4. The method for automatic polygon quadrilateral mesh subdivision based on deep reinforcement learning according to claim 1, characterized in that, The execution logic of the ε-greedy strategy is as follows: Generate a random number r∈[0,1]. If r<ε, then randomly select an action from the subset of legal actions corresponding to the current polygon. If r≥ε, then select the action with the largest Q value output by the main Q network; Among them, the exploration rate ε decreases as the number of training steps increases according to a preset decay function.

5. The method for automatic polygon quadrilateral mesh subdivision based on deep reinforcement learning according to claim 1, characterized in that, Instant reward signal The calculation method is as follows: ; in, For quality awards, As a progress reward, To complete the reward, Punishment for inefficiency Punishment for mistakes.

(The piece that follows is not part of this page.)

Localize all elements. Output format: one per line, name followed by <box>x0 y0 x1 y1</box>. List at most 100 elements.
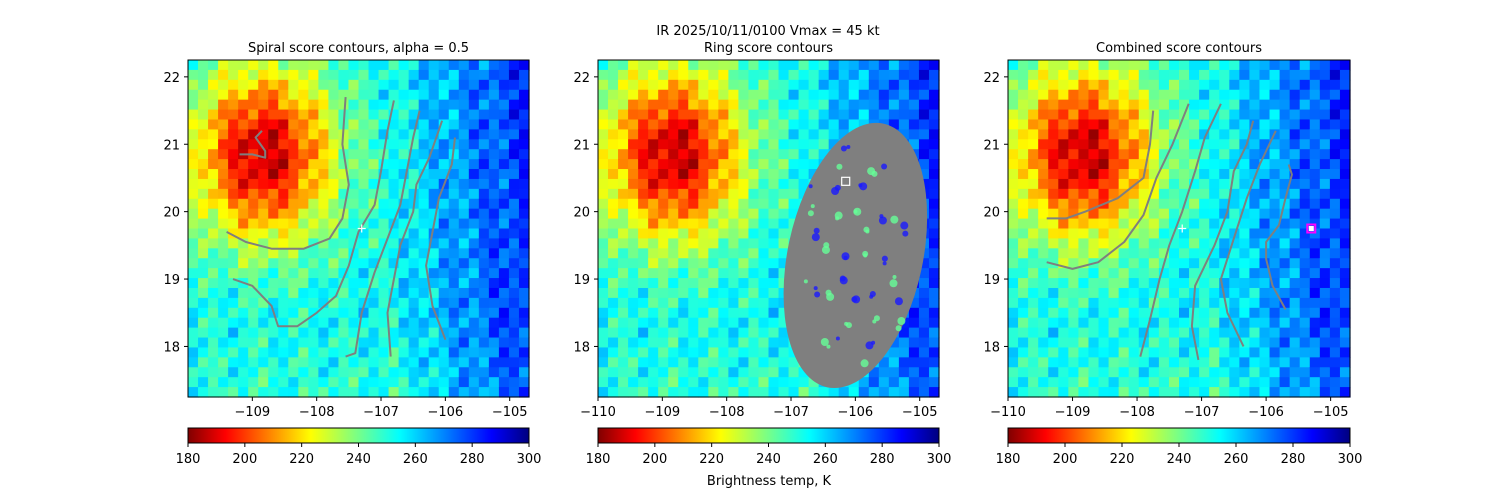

6. The method for automatic polygon quadrilateral mesh subdivision based on deep reinforcement learning according to claim 5, characterized in that, Quality Award The calculation method is as follows: The number of newly generated quadrilaterals identified in step 4. ; like Then set ; like ,but ; in, ; in, For orthogonality, For smoothness score, The aspect ratio is scored. Scoring is based on convexity.

7. The method for automatic polygon quadrilateral mesh subdivision based on deep reinforcement learning according to claim 5, characterized in that, Progress Rewards The calculation method is as follows: ; in, Increase the reward for the number of quadrilaterals. Reduce rewards to reduce complexity.

8. The method for automatic polygon quadrilateral mesh subdivision based on deep reinforcement learning according to claim 5, characterized in that, Completion Reward The triggering conditions and calculation methods are as follows: Check whether all sub-polygons in the global sub-region set have 4 vertices; If so, then ;in, Rewards for efficiency The sum of quality scores for all quadrilateral grids; If not, then set .

9. The automatic polygon quadrilateral mesh subdivision method based on deep reinforcement learning according to claim 5, characterized in that, efficiency penalty The calculation method is as follows: like ≤10, then ; like >10, then ; in, Execute the number of steps for the current topology fill action; Error Penalty The calculation method is as follows: ;in, Penalty for abnormal number of sub-regions. Penalty for invalid actions.